The Indonesian tourist haven of Bali has been declared a state of natural disaster, as authorities prepare for the imminent eruption of Mount Agung.
All outdoor activities, such as hiking and camping, have been suspended around the crater in East Bali and an exclusion zone has been set up 9-12 kilometres from the 3000-metre-high volcano, which last erupted in 1963.
More than 35,000 people have been evacuated and a travel warning has been issued, with any eruption set to disrupt flights to and from the island.

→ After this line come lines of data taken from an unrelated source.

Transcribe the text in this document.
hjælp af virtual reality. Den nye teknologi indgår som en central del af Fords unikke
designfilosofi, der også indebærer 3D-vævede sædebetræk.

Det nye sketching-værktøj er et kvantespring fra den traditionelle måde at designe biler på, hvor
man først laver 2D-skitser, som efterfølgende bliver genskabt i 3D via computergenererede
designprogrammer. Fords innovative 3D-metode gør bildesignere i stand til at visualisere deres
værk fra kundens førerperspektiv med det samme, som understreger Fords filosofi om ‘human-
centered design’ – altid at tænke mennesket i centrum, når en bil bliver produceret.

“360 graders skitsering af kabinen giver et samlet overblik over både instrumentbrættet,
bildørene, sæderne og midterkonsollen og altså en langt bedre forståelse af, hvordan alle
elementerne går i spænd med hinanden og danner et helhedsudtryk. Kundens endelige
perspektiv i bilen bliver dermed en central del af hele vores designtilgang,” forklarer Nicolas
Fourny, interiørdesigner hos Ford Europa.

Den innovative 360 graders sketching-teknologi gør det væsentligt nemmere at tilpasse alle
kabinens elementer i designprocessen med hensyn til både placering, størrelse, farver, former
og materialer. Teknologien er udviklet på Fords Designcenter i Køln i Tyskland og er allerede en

Australia’s Smart Traveller warns to exercise a high degree of caution.
But Indonesia’s National Disaster Management Authority spokesman Sutopo Purwo Nugroho said it was still safe for tourists to visit Bali in areas outside the exclusion zone.
Hundreds of tremors have been recorded in recent days, pointing towards an eruption.

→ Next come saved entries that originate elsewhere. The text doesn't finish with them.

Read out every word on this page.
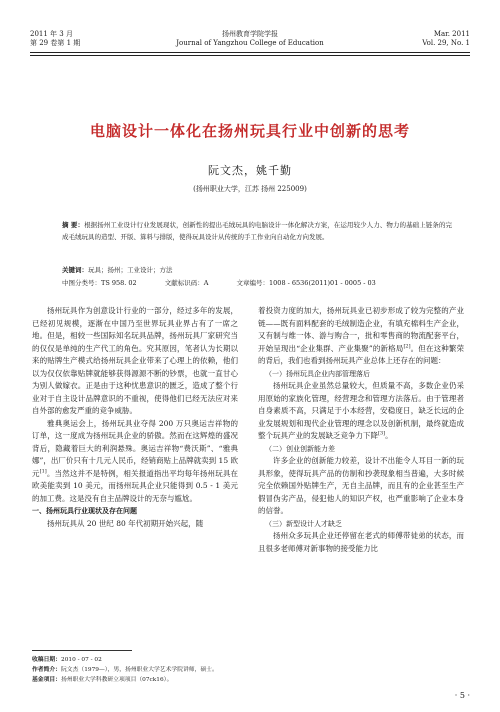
2011 年 3 月
第 29 卷第 1 期
扬州教育学院学报
Journal of Yangzhou College of Education
Mar. 2011
Vol. 29, No. 1
电脑设计一体化在扬州玩具行业中创新的思考
阮文杰，姚千勤
(扬州职业大学，江苏 扬州 225009)
摘 要：根据扬州工业设计行业发展现状，创新性的提出毛绒玩具的电脑设计一体化解决方案，在运用较少人力、物力的基础上链条的完成毛绒玩具的造型、开版、算料与排版，使得玩具设计从传统的手工作业向自动化方向发展。
关键词：玩具；扬州；工业设计；方法
中图分类号：TS 958. 02	文献标识码：A	文章编号：1008 - 6536(2011)01 - 0005 - 03

扬州玩具作为创意设计行业的一部分，经过多年的发展，已经初见规模，逐渐在中国乃至世界玩具业界占有了一席之地。但是，相较一些国际知名玩具品牌，扬州玩具厂家研究当的仅仅是单纯的生产代工的角色。究其原因，笔者认为长期以来的贴牌生产模式给扬州玩具企业带来了心理上的依赖，他们以为仅仅依靠贴牌就能够获得源源不断的钞票，也就一直甘心为别人做嫁衣。正是由于这种忧患意识的匮乏，造成了整个行业对于自主设计品牌意识的不重视，使得他们已经无法应对来自外部的愈发严重的竞争威胁。

雅典奥运会上，扬州玩具业夺得 200 万只奥运吉祥物的订单，这一度成为扬州玩具企业的骄傲。然而在这辉煌的盛况背后，隐藏着巨大的利润悬殊。奥运吉祥物“费沃斯”、“雅典娜”，出厂价只有十几元人民币，经销商贴上品牌就卖到 15 欧元[1]。当然这并不是特例，相关报道指出平均每年扬州玩具在欧美能卖到 10 美元，而扬州玩具企业只能得到 0.5 - 1 美元的加工费。这是没有自主品牌设计的无奈与尴尬。

一、扬州玩具行业现状及存在问题

扬州玩具从 20 世纪 80 年代初期开始兴起，随

着投资力度的加大，扬州玩具业已初步形成了较为完整的产业链——既有面料配套的毛绒制造企业，有填充棉料生产企业，又有制与维一体、游与购合一，批和零售商的物流配套平台，开始呈现出“企业集群、产业集聚”的新格局[2]。但在这种繁荣的背后，我们也看到扬州玩具产业总体上还存在的问题：

（一）扬州玩具企业内部管理落后

扬州玩具企业虽然总量较大，但质量不高，多数企业仍采用原始的家族化管理，经营理念和管理方法落后。由于管理者自身素质不高，只满足于小本经营，安稳度日，缺乏长远的企业发展规划和现代企业管理的理念以及创新机制，最终就造成整个玩具产业的发展缺乏竞争力下降[3]。

（二）创业创新能力差

许多企业的创新能力较差，设计不出能令人耳目一新的玩具形象，使得玩具产品的仿制和抄袭现象相当普遍，大多时候完全依赖国外贴牌生产，无自主品牌，而且有的企业甚至生产假冒伪劣产品，侵犯他人的知识产权，也严重影响了企业本身的信誉。

（三）新型设计人才缺乏

扬州众多玩具企业还停留在老式的师傅带徒弟的状态，而且很多老师傅对新事物的接受能力比

收稿日期：2010 - 07 - 02
作者简介：阮文杰（1979—），男，扬州职业大学艺术学院讲师，硕士。
基金项目：扬州职业大学科教研立项项目（07ck16）。
· 5 ·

The Jakarta Post reports that farmers on the slopes around the mountain have been reluctant to leave their livestock behind, leading authorities to set up cattle shelters. The paper says some people have attempted to exploit the situation by offering to buy the cattle at discounted prices.

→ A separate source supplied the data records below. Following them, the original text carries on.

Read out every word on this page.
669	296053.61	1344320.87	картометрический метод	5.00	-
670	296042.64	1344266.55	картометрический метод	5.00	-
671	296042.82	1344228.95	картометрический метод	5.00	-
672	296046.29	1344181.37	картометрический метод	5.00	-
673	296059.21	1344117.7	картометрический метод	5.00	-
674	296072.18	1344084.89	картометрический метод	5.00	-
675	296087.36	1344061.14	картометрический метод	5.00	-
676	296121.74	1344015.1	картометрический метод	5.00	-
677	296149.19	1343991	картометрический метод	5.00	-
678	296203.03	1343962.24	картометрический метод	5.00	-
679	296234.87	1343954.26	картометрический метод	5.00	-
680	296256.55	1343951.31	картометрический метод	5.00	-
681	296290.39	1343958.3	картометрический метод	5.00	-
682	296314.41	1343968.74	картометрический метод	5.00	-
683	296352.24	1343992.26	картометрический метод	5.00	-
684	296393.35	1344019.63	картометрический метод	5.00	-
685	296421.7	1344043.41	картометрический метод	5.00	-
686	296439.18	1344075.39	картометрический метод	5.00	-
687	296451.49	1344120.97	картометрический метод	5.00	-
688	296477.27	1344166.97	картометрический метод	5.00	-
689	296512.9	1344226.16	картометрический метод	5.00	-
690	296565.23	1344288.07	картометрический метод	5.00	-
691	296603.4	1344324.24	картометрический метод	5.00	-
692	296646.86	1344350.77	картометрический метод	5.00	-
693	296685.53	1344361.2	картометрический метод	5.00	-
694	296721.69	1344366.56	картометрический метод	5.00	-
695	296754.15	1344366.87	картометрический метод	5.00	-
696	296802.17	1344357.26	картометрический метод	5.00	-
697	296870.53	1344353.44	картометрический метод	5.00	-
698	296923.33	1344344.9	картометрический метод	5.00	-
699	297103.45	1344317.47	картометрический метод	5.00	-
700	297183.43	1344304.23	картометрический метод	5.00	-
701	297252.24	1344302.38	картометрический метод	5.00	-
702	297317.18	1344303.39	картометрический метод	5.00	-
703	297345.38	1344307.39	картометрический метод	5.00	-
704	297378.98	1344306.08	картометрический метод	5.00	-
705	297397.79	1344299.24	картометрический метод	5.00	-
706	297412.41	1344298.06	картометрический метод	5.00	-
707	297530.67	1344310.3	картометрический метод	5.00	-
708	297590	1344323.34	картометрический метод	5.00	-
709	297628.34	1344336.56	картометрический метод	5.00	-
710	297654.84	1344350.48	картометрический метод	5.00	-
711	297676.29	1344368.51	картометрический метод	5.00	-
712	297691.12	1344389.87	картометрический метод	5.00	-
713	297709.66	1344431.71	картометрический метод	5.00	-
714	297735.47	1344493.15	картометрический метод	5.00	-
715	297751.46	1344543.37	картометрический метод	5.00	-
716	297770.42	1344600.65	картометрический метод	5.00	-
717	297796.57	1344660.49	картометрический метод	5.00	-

Masyarakat secara gotong royong mengevakuasi ternaknya di Banjar Lebah, Klungkung dari radius berbahaya. Ternak harus segera dievakuasi. pic.twitter.com/JwboLrhXkZ
— Sutopo Purwo Nugroho (@Sutopo_BNPB) September 24, 2017
The government has set up 238 evacuation points for villagers and 14 tonnes of aid has been flown in, including tents, blankets, mattresses and communications devices.
Indonesia’s coordinating minister, Luhut Binsar Panjaitan, people should be prepared for the worst of Mount Agung.
“The people around Gunung Agung must continue to be patient,” he said.